To provide opportunities for analysis, all this data needs to be stored into a data lake. Consider, for example, the application that crashed due to a lack of storage. Instead of having to dive into this multifaceted problem manually, we have a monitoring solution in place that generates automated alerts based on the multiple occurring events: the lack of storage, an unresponsive virtual machine, and degraded application performance. It then decides to automatically contact one of our DevOps engineers to solve the issue. This is still a ‘responsive’ or reactive way-of-working, but that is often the starting point.

More important to us is that we also use all that available data to prevent this problem from happening again in the future. To tackle this, we turn to advanced analytics and combine the historic data of the storage component with data science techniques to make predictions of its future state. This predictive or proactive way-of-working enables us to react to this issue before it actually occurs. The main benefit of this proactive alerting is that it ensures that IT issues do not result in business impact for our customers. A nice side benefit for our own team is that no DevOps engineer must be awoken at night during stand-by because of an issue that could have been prevented.
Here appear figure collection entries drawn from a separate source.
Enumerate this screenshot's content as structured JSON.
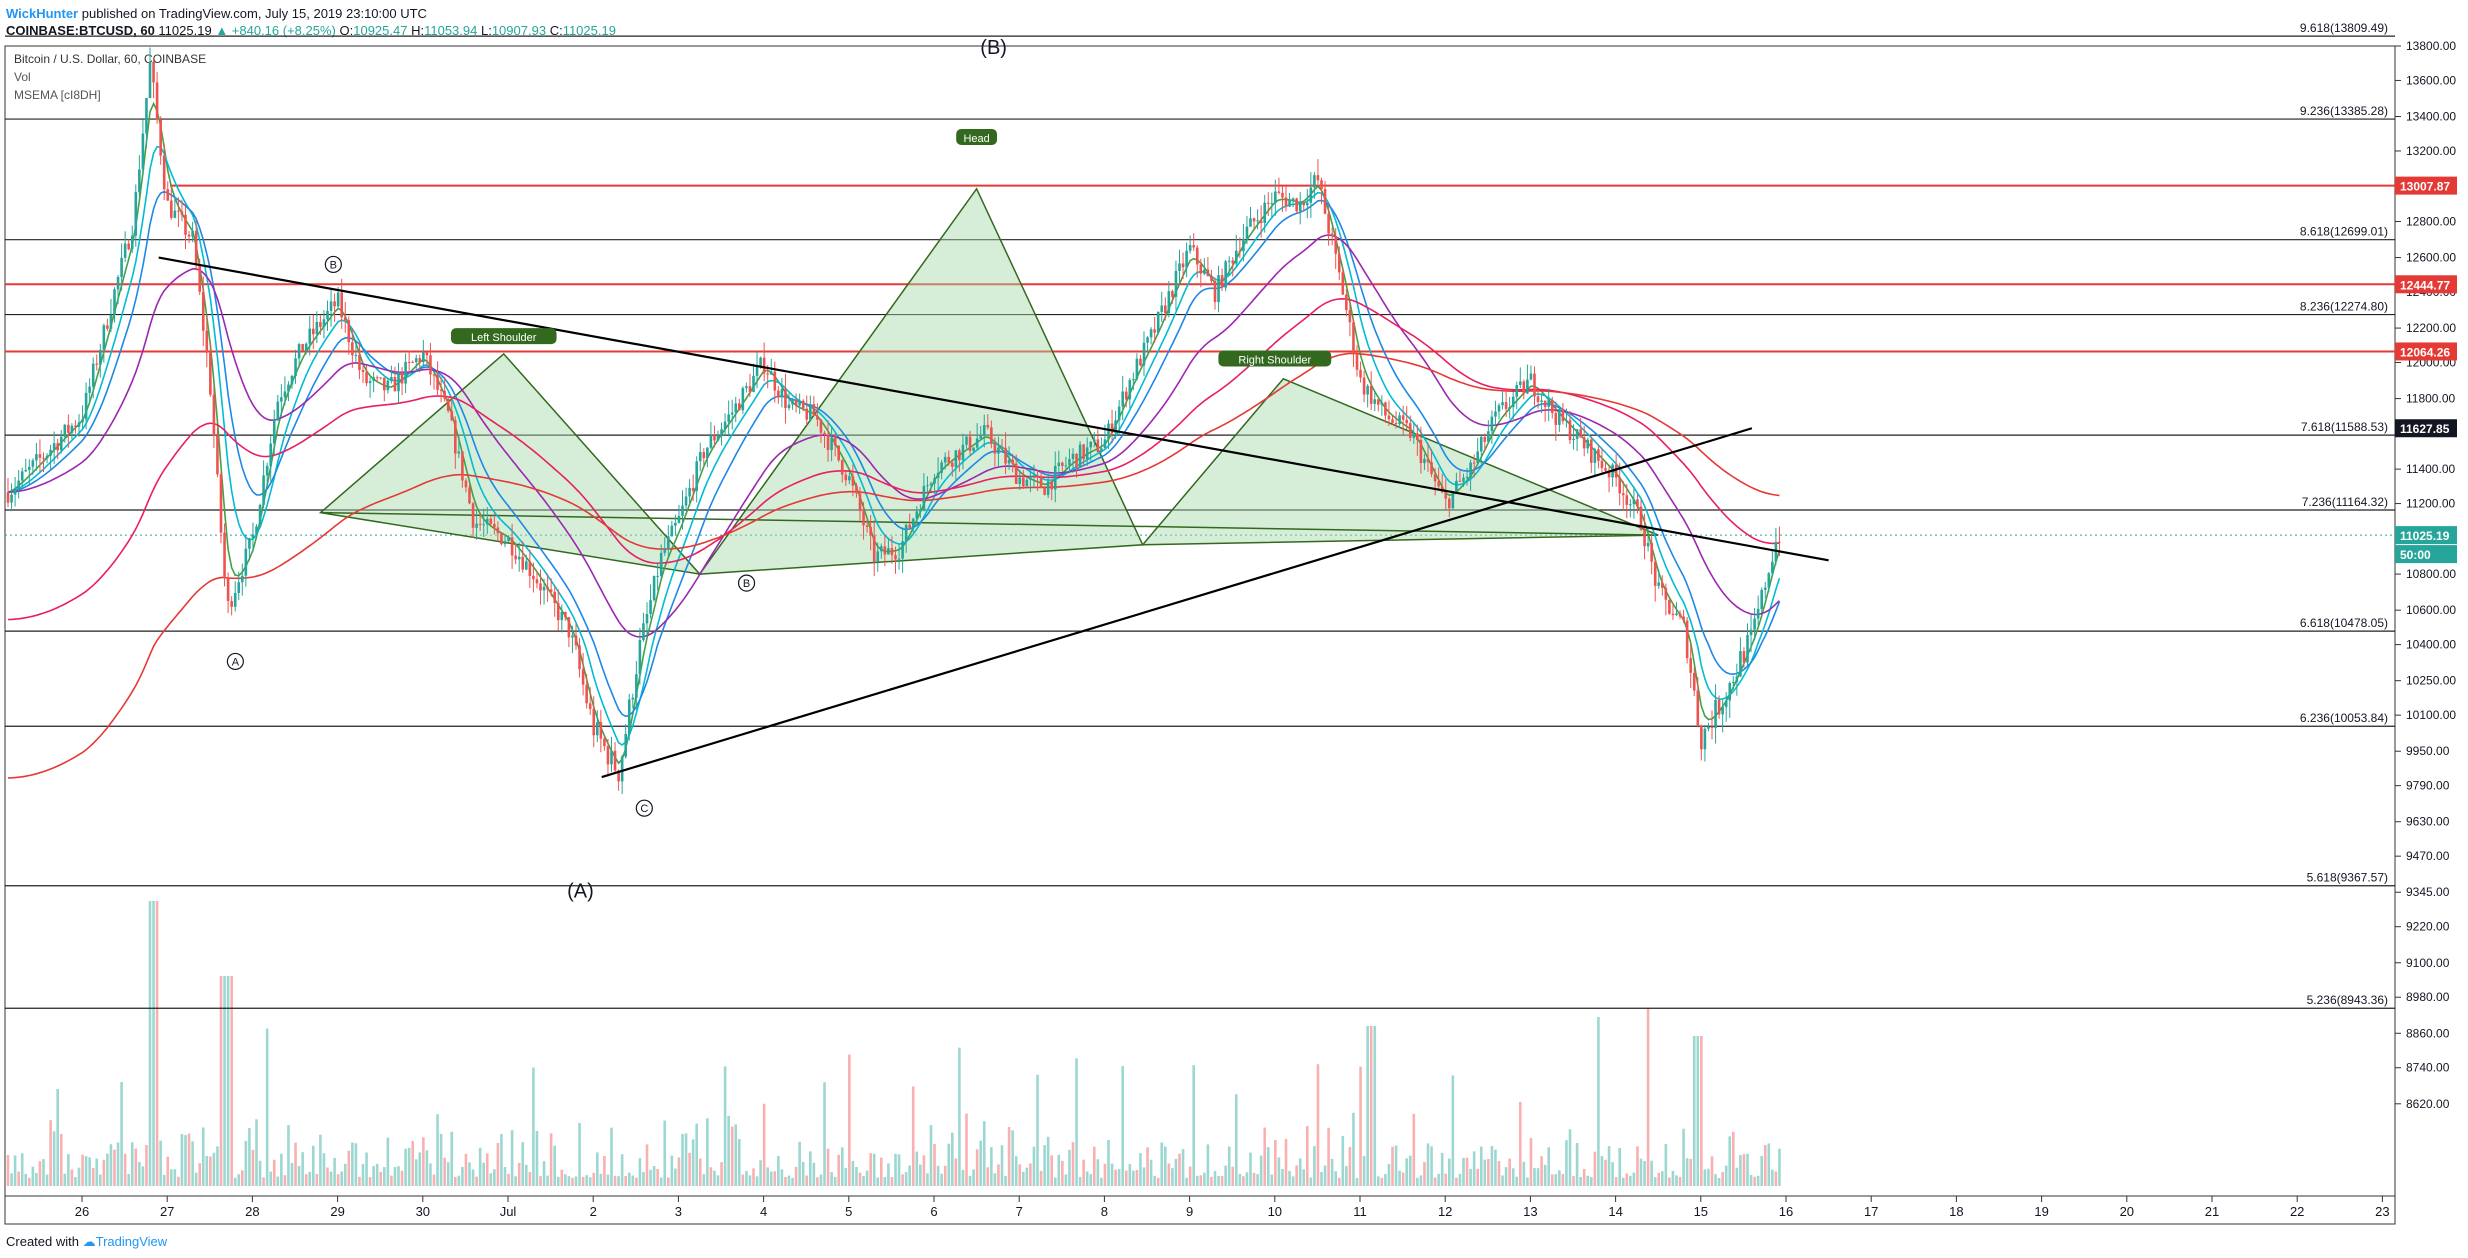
{
  "header": {
    "author": "WickHunter",
    "published_text": " published on TradingView.com, July 15, 2019 23:10:00 UTC"
  },
  "quote": {
    "symbol": "COINBASE:BTCUSD, 60",
    "last": "11025.19",
    "change": "▲ +840.16 (+8.25%)",
    "o_label": "O:",
    "o_value": "10925.47",
    "h_label": "H:",
    "h_value": "11053.94",
    "l_label": "L:",
    "l_value": "10907.93",
    "c_label": "C:",
    "c_value": "11025.19"
  },
  "legend": {
    "title": "Bitcoin / U.S. Dollar, 60, COINBASE",
    "vol": "Vol",
    "indicator": "MSEMA [cI8DH]"
  },
  "footer": {
    "created_with": "Created with",
    "brand": "TradingView"
  },
  "colors": {
    "up": "#26a69a",
    "down": "#ef5350",
    "pattern_fill": "#a5d6a7",
    "pattern_stroke": "#33691e",
    "ma_red": "#e53935",
    "ma_purple": "#9c27b0",
    "ma_pink": "#e91e63",
    "ma_blue": "#1e88e5",
    "ma_cyan": "#00bcd4",
    "ma_green": "#43a047",
    "level_red": "#e53935",
    "level_dark": "#131722"
  },
  "chart_data": {
    "type": "candlestick",
    "x_ticks": [
      "26",
      "27",
      "28",
      "29",
      "30",
      "Jul",
      "2",
      "3",
      "4",
      "5",
      "6",
      "7",
      "8",
      "9",
      "10",
      "11",
      "12",
      "13",
      "14",
      "15",
      "16",
      "17",
      "18",
      "19",
      "20",
      "21",
      "22",
      "23"
    ],
    "y_ticks": [
      "13800.00",
      "13600.00",
      "13400.00",
      "13200.00",
      "13000.00",
      "12800.00",
      "12600.00",
      "12400.00",
      "12200.00",
      "12000.00",
      "11800.00",
      "11600.00",
      "11400.00",
      "11200.00",
      "11000.00",
      "10800.00",
      "10600.00",
      "10400.00",
      "10250.00",
      "10100.00",
      "9950.00",
      "9790.00",
      "9630.00",
      "9470.00",
      "9345.00",
      "9220.00",
      "9100.00",
      "8980.00",
      "8860.00",
      "8740.00",
      "8620.00"
    ],
    "price_tags": [
      {
        "value": "13007.87",
        "color": "#e53935"
      },
      {
        "value": "12444.77",
        "color": "#e53935"
      },
      {
        "value": "12064.26",
        "color": "#e53935"
      },
      {
        "value": "11627.85",
        "color": "#131722"
      },
      {
        "value": "11025.19",
        "color": "#26a69a"
      },
      {
        "value": "50:00",
        "color": "#26a69a"
      }
    ],
    "fib_levels": [
      {
        "label": "9.618(13809.49)"
      },
      {
        "label": "9.236(13385.28)"
      },
      {
        "label": "8.618(12699.01)"
      },
      {
        "label": "8.236(12274.80)"
      },
      {
        "label": "7.618(11588.53)"
      },
      {
        "label": "7.236(11164.32)"
      },
      {
        "label": "6.618(10478.05)"
      },
      {
        "label": "6.236(10053.84)"
      },
      {
        "label": "5.618(9367.57)"
      },
      {
        "label": "5.236(8943.36)"
      }
    ],
    "annotations": [
      {
        "text": "(B)"
      },
      {
        "text": "(A)"
      },
      {
        "text": "Head"
      },
      {
        "text": "Left Shoulder"
      },
      {
        "text": "Right Shoulder"
      },
      {
        "text": "A"
      },
      {
        "text": "B"
      },
      {
        "text": "C"
      }
    ],
    "close_path": [
      [
        "25",
        11200
      ],
      [
        "26",
        11700
      ],
      [
        "26.6",
        12800
      ],
      [
        "26.8",
        13700
      ],
      [
        "27",
        12900
      ],
      [
        "27.3",
        12700
      ],
      [
        "27.5",
        11900
      ],
      [
        "27.7",
        10600
      ],
      [
        "28",
        11000
      ],
      [
        "28.3",
        11800
      ],
      [
        "28.6",
        12100
      ],
      [
        "29",
        12350
      ],
      [
        "29.3",
        11900
      ],
      [
        "29.6",
        11850
      ],
      [
        "30",
        12050
      ],
      [
        "30.3",
        11700
      ],
      [
        "30.6",
        11100
      ],
      [
        "Jul",
        11000
      ],
      [
        "1.3",
        10800
      ],
      [
        "1.7",
        10500
      ],
      [
        "2",
        10050
      ],
      [
        "2.3",
        9850
      ],
      [
        "2.5",
        10300
      ],
      [
        "2.8",
        10900
      ],
      [
        "3",
        11100
      ],
      [
        "3.3",
        11500
      ],
      [
        "3.6",
        11700
      ],
      [
        "4",
        12000
      ],
      [
        "4.3",
        11750
      ],
      [
        "4.6",
        11700
      ],
      [
        "5",
        11350
      ],
      [
        "5.3",
        10900
      ],
      [
        "5.6",
        10950
      ],
      [
        "6",
        11400
      ],
      [
        "6.3",
        11500
      ],
      [
        "6.6",
        11600
      ],
      [
        "7",
        11350
      ],
      [
        "7.3",
        11300
      ],
      [
        "7.6",
        11450
      ],
      [
        "8",
        11550
      ],
      [
        "8.3",
        11900
      ],
      [
        "8.6",
        12200
      ],
      [
        "9",
        12650
      ],
      [
        "9.3",
        12400
      ],
      [
        "9.6",
        12700
      ],
      [
        "10",
        12950
      ],
      [
        "10.3",
        12900
      ],
      [
        "10.5",
        13050
      ],
      [
        "10.8",
        12400
      ],
      [
        "11",
        11900
      ],
      [
        "11.3",
        11700
      ],
      [
        "11.6",
        11600
      ],
      [
        "12",
        11200
      ],
      [
        "12.3",
        11400
      ],
      [
        "12.6",
        11700
      ],
      [
        "13",
        11900
      ],
      [
        "13.3",
        11700
      ],
      [
        "13.6",
        11550
      ],
      [
        "14",
        11350
      ],
      [
        "14.3",
        11100
      ],
      [
        "14.5",
        10700
      ],
      [
        "14.8",
        10500
      ],
      [
        "15",
        10000
      ],
      [
        "15.3",
        10200
      ],
      [
        "15.6",
        10450
      ],
      [
        "15.9",
        11025
      ]
    ]
  }
}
But there are more benefits in using data for predictive IT-maintenance. It enables us to transform unplanned work into planned work, thus changing from fire-fighting mode into fire-prevention mode which is more reliable and less stressful for those involved. Using data also allows us to improve capacity planning, rightsize assets automatically, and simulate changes before we actually carry them out. This helps us predict the impact of a given change on user performance and enables us to plan additional changes along that one change.

This is how you actively use an IT data lake to stay in control of your IT environment!